Sou negro e cometo racismo contra negros. Sou como todos os brasileiros são. Fomos todos estruturados para sermos racistas com negros.
Por Dodô Azevedo Dp G1
Como todos os brasileiros, tenho dificuldades para perceber o meu racismo contra negros.
Como todos os brasileiros, costumo rebater e argumentar quando alguém nota que tive alguma atitude racista contra negros. Digo que eu sou negro, que minha família é negra, como pode, então eu mesmo ser racista com negros?
Depois, como a minoria do brasileiros, penso melhor. Como a minoria dos brasileiros, faço autocrítica. Como a minoria dos brasileiros, detecto em mim o racista com negros que sou quando relaxo. Como a minoria dos brasileiros, me torno menos racista a cada dia.
Em 1993, participamos, eu e o editor do jornal onde escrevia, um sujeito culto, militante, negro como eu, mas como eu visto por todos como “moreno”, de uma festa em homenagem ao grande filósofo francês Jean Baurdrillard, em São Cristóvão, bairro da zona norte do Rio de Janeiro. O tema da festa era “religiões afro-brasileiras”.

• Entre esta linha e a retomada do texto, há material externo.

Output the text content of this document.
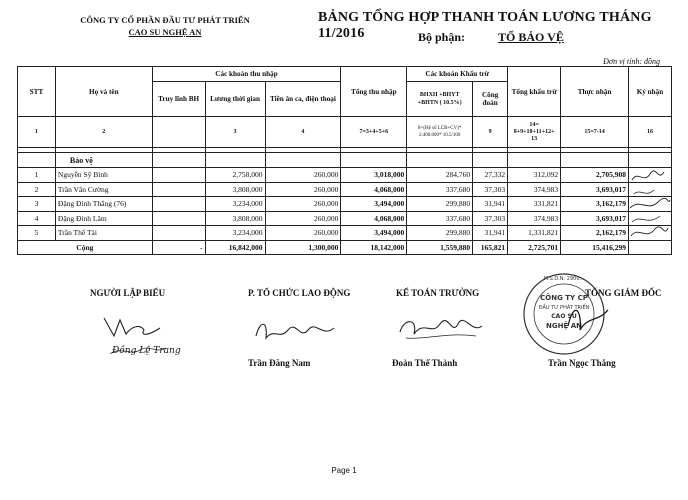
CÔNG TY CỔ PHẦN ĐẦU TƯ PHÁT TRIỂN
CAO SU NGHỆ AN
BẢNG TỔNG HỢP THANH TOÁN LƯƠNG THÁNG 11/2016	Bộ phận:	TỔ BẢO VỆ
Đơn vị tính: đồng
STT	Họ và tên	Các khoản thu nhập			Tổng thu nhập	Các khoản Khấu trừ		Tổng khấu trừ	Thực nhận	Ký nhận
		Truy lĩnh BH	Lương thời gian	Tiền ăn ca, điện thoại		BHXH +BHYT +BHTN ( 10.5%)	Công đoàn			
1	2		3	4	7=3+4+5+6	8=(Hệ số LCB+CV)* 2.400.000* 10.5/100	9	14= 8+9+10+11+12+ 13	15=7-14	16

	Bảo vệ									
1	Nguyễn Sỹ Bình		2,758,000	260,000	3,018,000	284,760	27,332	312,092	2,705,908	
2	Trần Văn Cường		3,808,000	260,000	4,068,000	337,680	37,303	374,983	3,693,017	
3	Đặng Đình Thắng (76)		3,234,000	260,000	3,494,000	299,880	31,941	331,821	3,162,179	
4	Đặng Đình Lâm		3,808,000	260,000	4,068,000	337,680	37,303	374,983	3,693,017	
5	Trần Thế Tài		3,234,000	260,000	3,494,000	299,880	31,941	1,331,821	2,162,179	
Cộng		-	16,842,000	1,300,000	18,142,000	1,559,880	165,821	2,725,701	15,416,299	
NGƯỜI LẬP BIỂU	P. TỔ CHỨC LAO ĐỘNG	KẾ TOÁN TRƯỞNG	TỔNG GIÁM ĐỐC
Đồng Lệ Trang
Trần Đăng Nam	Đoàn Thế Thành
M.S.D.N: 2900...
CÔNG TY CP
ĐẦU TƯ PHÁT TRIỂN
CAO SU
NGHỆ AN
Trần Ngọc Thắng
Page 1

Todos de branco. Comidas típicas. Mas escolhidos a dedo, negros e negras vestidos em trajes típicos para nos servir. Fazíamos fotos com os negros que objetificados, decoravam o lugar em trajes típicos. Ninguém, nem meu editor, nem mesmo Baudrillard, percebeu que ali estávamos todos praticando racismo recreativo. Um dos muitos tipos de racismos que perseveram no Brasil ainda hoje. Se alguém, em 1993, nos alertasse, ficaríamos chocados e refutaríamos. Diríamos que nós mesmos somos negros, estudados, anti-racismo, temos pais e filhos negros, maridos e esposas negras. Como poderíamos estar praticando alguma forma de racismo, e justamente contra negros?
Não percebemos, em 1993, como não percebia-se, no século 19, que a prática teatral chamada black face era evidentemente racista com negros. Que os programas humorísticos brasileiros de TV até a década passada eram racistas com negros. Tempo, tempo, tempo, tempo, escreveu uma vez Caetano Veloso. Alguns de nós desenvolvemos uma melhor sensibilidade para o racismo contra negros. Alguns de nós sabemos detectar melhor. Alguns conseguimos enxergar nossas próprias estruturas. Alguns de nós se tornaram melhores editores de si próprios.